In a rare interview last year, he said China’s AI sector “cannot remain a follower forever”.

He went on: “Often, we say there’s a one or two-year gap between Chinese and American AI, but the real gap is between originality and imitation. If this doesn’t change, China will always be a follower.”

Asked why DeepSeek’s model surprised so many in Silicon Valley, he said: “Their surprise stems from seeing a Chinese company join their game as an innovator, not just a follower – which is what most Chinese firms are accustomed to.”

How are US companies hit?

DeepSeek’s achievements undercut the belief that bigger budgets and top-tier chips are the only ways of advancing AI, a prospect which has created uncertainty about the future of high-performance chips.

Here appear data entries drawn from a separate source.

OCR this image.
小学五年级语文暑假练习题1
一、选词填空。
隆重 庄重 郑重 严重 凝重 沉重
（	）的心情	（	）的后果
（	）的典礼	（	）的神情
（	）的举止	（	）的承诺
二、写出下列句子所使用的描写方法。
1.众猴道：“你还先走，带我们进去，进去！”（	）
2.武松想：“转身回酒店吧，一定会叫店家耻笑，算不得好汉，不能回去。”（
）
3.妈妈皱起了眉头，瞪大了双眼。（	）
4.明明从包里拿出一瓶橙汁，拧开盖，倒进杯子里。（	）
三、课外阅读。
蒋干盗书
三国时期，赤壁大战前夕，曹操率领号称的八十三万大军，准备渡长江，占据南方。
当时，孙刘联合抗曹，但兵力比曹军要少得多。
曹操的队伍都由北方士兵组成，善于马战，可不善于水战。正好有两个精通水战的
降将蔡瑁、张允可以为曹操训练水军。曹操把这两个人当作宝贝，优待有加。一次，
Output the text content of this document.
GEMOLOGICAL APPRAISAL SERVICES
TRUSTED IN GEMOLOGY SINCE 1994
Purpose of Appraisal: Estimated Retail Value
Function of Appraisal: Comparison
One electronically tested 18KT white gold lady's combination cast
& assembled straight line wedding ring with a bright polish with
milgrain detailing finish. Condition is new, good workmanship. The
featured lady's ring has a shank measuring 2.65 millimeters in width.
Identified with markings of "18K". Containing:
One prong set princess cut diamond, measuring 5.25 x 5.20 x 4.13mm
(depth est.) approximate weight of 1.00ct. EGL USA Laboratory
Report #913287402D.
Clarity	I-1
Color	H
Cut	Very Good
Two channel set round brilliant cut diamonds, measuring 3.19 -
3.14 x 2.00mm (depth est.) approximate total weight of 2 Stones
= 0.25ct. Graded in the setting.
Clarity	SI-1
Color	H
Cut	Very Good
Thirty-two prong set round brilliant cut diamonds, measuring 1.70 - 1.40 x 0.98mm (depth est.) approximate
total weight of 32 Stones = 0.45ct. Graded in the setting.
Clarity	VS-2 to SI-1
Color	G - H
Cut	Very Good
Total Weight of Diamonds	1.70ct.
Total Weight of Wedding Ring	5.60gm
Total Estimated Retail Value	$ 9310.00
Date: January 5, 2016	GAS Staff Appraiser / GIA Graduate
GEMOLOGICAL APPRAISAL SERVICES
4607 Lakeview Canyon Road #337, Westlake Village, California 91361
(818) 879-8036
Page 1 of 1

“DeepSeek has proven that cutting-edge AI models can be developed with limited compute resources,” says Wei Sun, principal AI analyst at Counterpoint Research.

“In contrast, OpenAI, valued at $157 billion, faces scrutiny over its ability to maintain a dominant edge in innovation or justify its massive valuation and expenditures without delivering significant returns.”

The company’s possibly lower costs roiled financial markets on 27 January, leading the tech-heavy Nasdaq to fall more than 3% in a broad sell-off that included chip makers and data centres around the world.

Nvidia appears to have been hit the worst as its stock price plunged 17% over the course of the day.

The chip maker had been the most valuable company in the world, when measured by market capitalisation, but fell to third place after Apple and Microsoft on Monday, when its market value shrank to $2.9tn from $3.5tn, Forbes reported.

Watch: DeepSeek AI bot responds to BBC question about Tiananmen Square

How is China reacting?

DeepSeek’s rise is a huge boost for the Chinese government, which has been seeking to build tech independent of the West.

While the Communist Party is yet to comment, Chinese state media was eager to note that Silicon Valley and Wall Street giants were “losing sleep” over DeepSeek, which was “overturning” the US stock market.

“In China, DeepSeek’s advances are being celebrated as a testament to the country’s growing technological prowess and self-reliance,” says Marina Zhang, an associate professor at the University of Technology Sydney.

“The company’s success is seen as a validation of China’s Innovation 2.0, a new era of homegrown technological leadership driven by a younger generation of entrepreneurs.”

But she also warned that this sentiment may also lead to “tech isolationism”.